Callaway Golf revenue – additional information
Callaway Golf is the second largest golf equipment company in the world. Established in 1982 by Ely Callaway, the company sells golf clubs, golf balls, as well as apparel, footwear and accessories for the sport in more than 110 countries worldwide. Callaway Golf also sponsors several professional golf players from different tours, including PGA, LPGA, European PGA, Web.com tour, Champions Tour. PGA’s Phil Mickelson is Callaway Golf’s most valuable athlete asset at the moment. With a brand value of 28 million U.S. dollars in 2015, Phil Mickelson is the second most valuable sports athlete brand worldwide, only behind Tiger Woods.

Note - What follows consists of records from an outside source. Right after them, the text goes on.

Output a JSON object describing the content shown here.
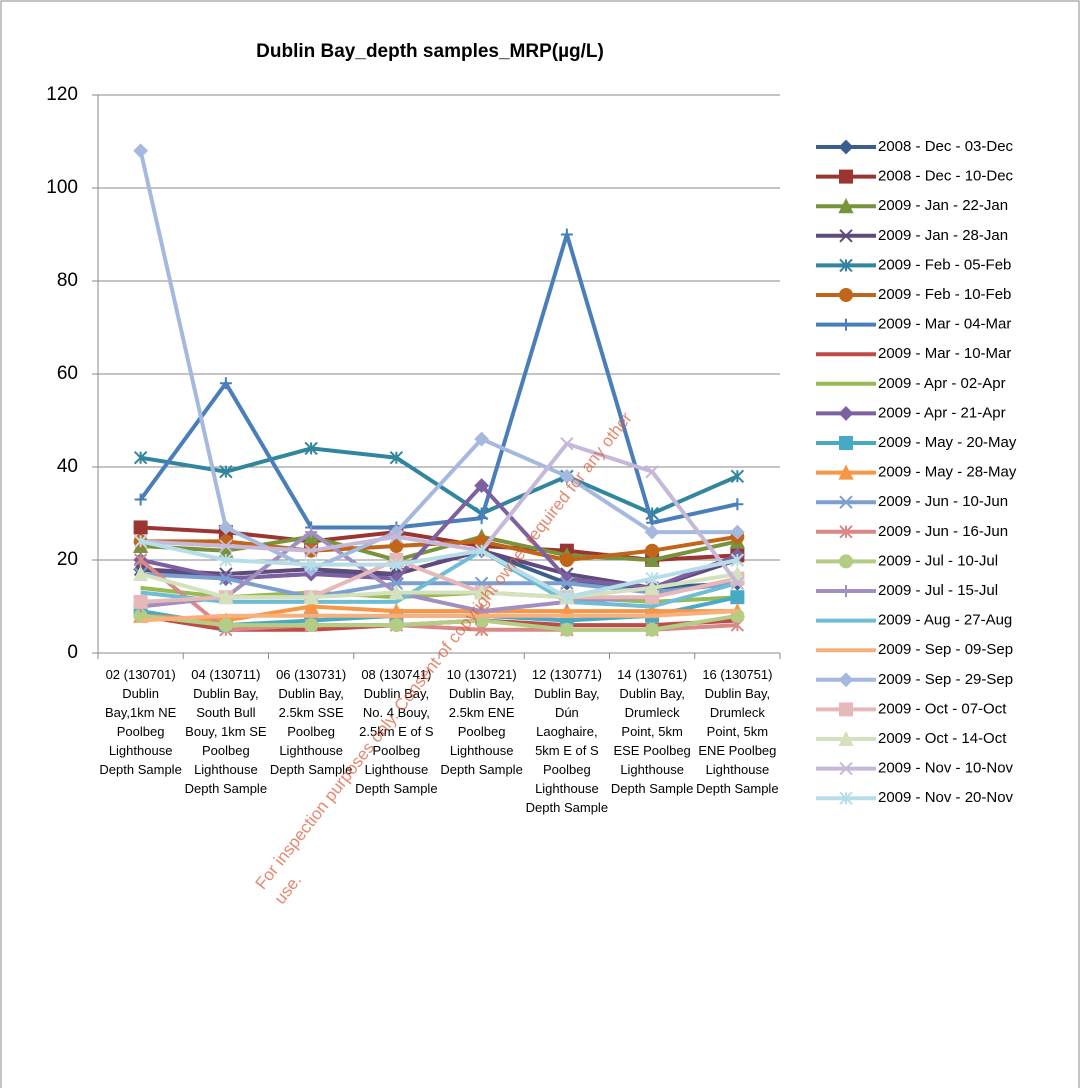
{
  "chart_data": {
    "type": "line",
    "title": "Dublin Bay_depth samples_MRP(µg/L)",
    "categories": [
      "02 (130701) Dublin Bay,1km NE Poolbeg Lighthouse Depth Sample",
      "04 (130711) Dublin Bay, South Bull Bouy, 1km SE Poolbeg Lighthouse Depth Sample",
      "06 (130731) Dublin Bay, 2.5km SSE Poolbeg Lighthouse Depth Sample",
      "08 (130741) Dublin Bay, No. 4 Bouy, 2.5km E of S Poolbeg Lighthouse Depth Sample",
      "10 (130721) Dublin Bay, 2.5km ENE Poolbeg Lighthouse Depth Sample",
      "12 (130771) Dublin Bay, Dún Laoghaire, 5km E of S Poolbeg Lighthouse Depth Sample",
      "14 (130761) Dublin Bay, Drumleck Point, 5km ESE Poolbeg Lighthouse Depth Sample",
      "16 (130751) Dublin Bay, Drumleck Point, 5km ENE Poolbeg Lighthouse Depth Sample"
    ],
    "ylim": [
      0,
      120
    ],
    "yticks": [
      0,
      20,
      40,
      60,
      80,
      100,
      120
    ],
    "grid": true,
    "legend": "right",
    "watermark": "For inspection purposes only. Consent of copyright owner required for any other use.",
    "series": [
      {
        "name": "2008 - Dec - 03-Dec",
        "color": "#3a5f8f",
        "marker": "diamond",
        "values": [
          18,
          16,
          17,
          17,
          22,
          15,
          14,
          15
        ]
      },
      {
        "name": "2008 - Dec - 10-Dec",
        "color": "#9b3532",
        "marker": "square",
        "values": [
          27,
          26,
          24,
          26,
          23,
          22,
          20,
          21
        ]
      },
      {
        "name": "2009 - Jan - 22-Jan",
        "color": "#77933c",
        "marker": "triangle",
        "values": [
          23,
          22,
          25,
          20,
          25,
          21,
          20,
          24
        ]
      },
      {
        "name": "2009 - Jan - 28-Jan",
        "color": "#5f4a7b",
        "marker": "x",
        "values": [
          18,
          17,
          18,
          17,
          22,
          17,
          14,
          20
        ]
      },
      {
        "name": "2009 - Feb - 05-Feb",
        "color": "#31859c",
        "marker": "star",
        "values": [
          42,
          39,
          44,
          42,
          30,
          38,
          30,
          38
        ]
      },
      {
        "name": "2009 - Feb - 10-Feb",
        "color": "#c0661a",
        "marker": "circle",
        "values": [
          24,
          24,
          22,
          23,
          24,
          20,
          22,
          25
        ]
      },
      {
        "name": "2009 - Mar - 04-Mar",
        "color": "#4a7ebb",
        "marker": "plus",
        "values": [
          33,
          58,
          27,
          27,
          29,
          90,
          28,
          32
        ]
      },
      {
        "name": "2009 - Mar - 10-Mar",
        "color": "#be4b48",
        "marker": "none",
        "values": [
          8,
          5,
          5,
          6,
          7,
          6,
          6,
          7
        ]
      },
      {
        "name": "2009 - Apr - 02-Apr",
        "color": "#98b954",
        "marker": "none",
        "values": [
          14,
          12,
          13,
          12,
          13,
          12,
          11,
          12
        ]
      },
      {
        "name": "2009 - Apr - 21-Apr",
        "color": "#7d60a0",
        "marker": "diamond",
        "values": [
          20,
          16,
          17,
          16,
          36,
          16,
          14,
          21
        ]
      },
      {
        "name": "2009 - May - 20-May",
        "color": "#46aac5",
        "marker": "square",
        "values": [
          9,
          6,
          7,
          8,
          8,
          7,
          8,
          12
        ]
      },
      {
        "name": "2009 - May - 28-May",
        "color": "#f79646",
        "marker": "triangle",
        "values": [
          8,
          7,
          10,
          9,
          9,
          9,
          9,
          9
        ]
      },
      {
        "name": "2009 - Jun - 10-Jun",
        "color": "#7c9fd0",
        "marker": "x",
        "values": [
          17,
          16,
          12,
          15,
          15,
          15,
          13,
          15
        ]
      },
      {
        "name": "2009 - Jun - 16-Jun",
        "color": "#d88986",
        "marker": "star",
        "values": [
          20,
          5,
          6,
          6,
          5,
          5,
          5,
          6
        ]
      },
      {
        "name": "2009 - Jul - 10-Jul",
        "color": "#b3cd85",
        "marker": "circle",
        "values": [
          8,
          6,
          6,
          6,
          7,
          5,
          5,
          8
        ]
      },
      {
        "name": "2009 - Jul - 15-Jul",
        "color": "#a18fbf",
        "marker": "plus",
        "values": [
          10,
          12,
          26,
          13,
          9,
          11,
          12,
          16
        ]
      },
      {
        "name": "2009 - Aug - 27-Aug",
        "color": "#6fbdd4",
        "marker": "none",
        "values": [
          13,
          11,
          11,
          11,
          22,
          11,
          10,
          15
        ]
      },
      {
        "name": "2009 - Sep - 09-Sep",
        "color": "#f9b07f",
        "marker": "none",
        "values": [
          7,
          8,
          8,
          8,
          8,
          8,
          8,
          9
        ]
      },
      {
        "name": "2009 - Sep - 29-Sep",
        "color": "#a5b9df",
        "marker": "diamond",
        "values": [
          108,
          27,
          18,
          26,
          46,
          38,
          26,
          26
        ]
      },
      {
        "name": "2009 - Oct - 07-Oct",
        "color": "#e6b9b8",
        "marker": "square",
        "values": [
          11,
          12,
          12,
          20,
          13,
          12,
          12,
          16
        ]
      },
      {
        "name": "2009 - Oct - 14-Oct",
        "color": "#d3e2bc",
        "marker": "triangle",
        "values": [
          17,
          12,
          12,
          13,
          13,
          12,
          14,
          17
        ]
      },
      {
        "name": "2009 - Nov - 10-Nov",
        "color": "#c5b8d9",
        "marker": "x",
        "values": [
          24,
          23,
          22,
          25,
          22,
          45,
          39,
          15
        ]
      },
      {
        "name": "2009 - Nov - 20-Nov",
        "color": "#b7dde8",
        "marker": "star",
        "values": [
          24,
          20,
          19,
          19,
          22,
          12,
          16,
          20
        ]
      }
    ]
  }
}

Callaway Golf’s revenue reached an all-time high in 2007 with revenues of more than one billion U.S. dollars. Since then, the company’s revenue has been slowly declining, with the exception of 2010 and 2014, when the figures slightly increased. In 2015, Callaway Golf’s global revenue was at 843.8 million U.S. dollars, the third lowest amount since 2005. Woods is the most profitable product category for Callaway Golf. In 2015 alone, the company had revenues of 222 million U.S. dollars from the sales of woods. Irons along with accessories are also important categories for the company. Together, these three categories account for just over 70 percent of Callaway Golf’s revenue. The United States is Callaway Golf’s main market, as over 50 percent of its annual revenue in 2015 was generated in the country. Japan is also an important market for the company, with 138 million U.S. dollars in revenue in 2015.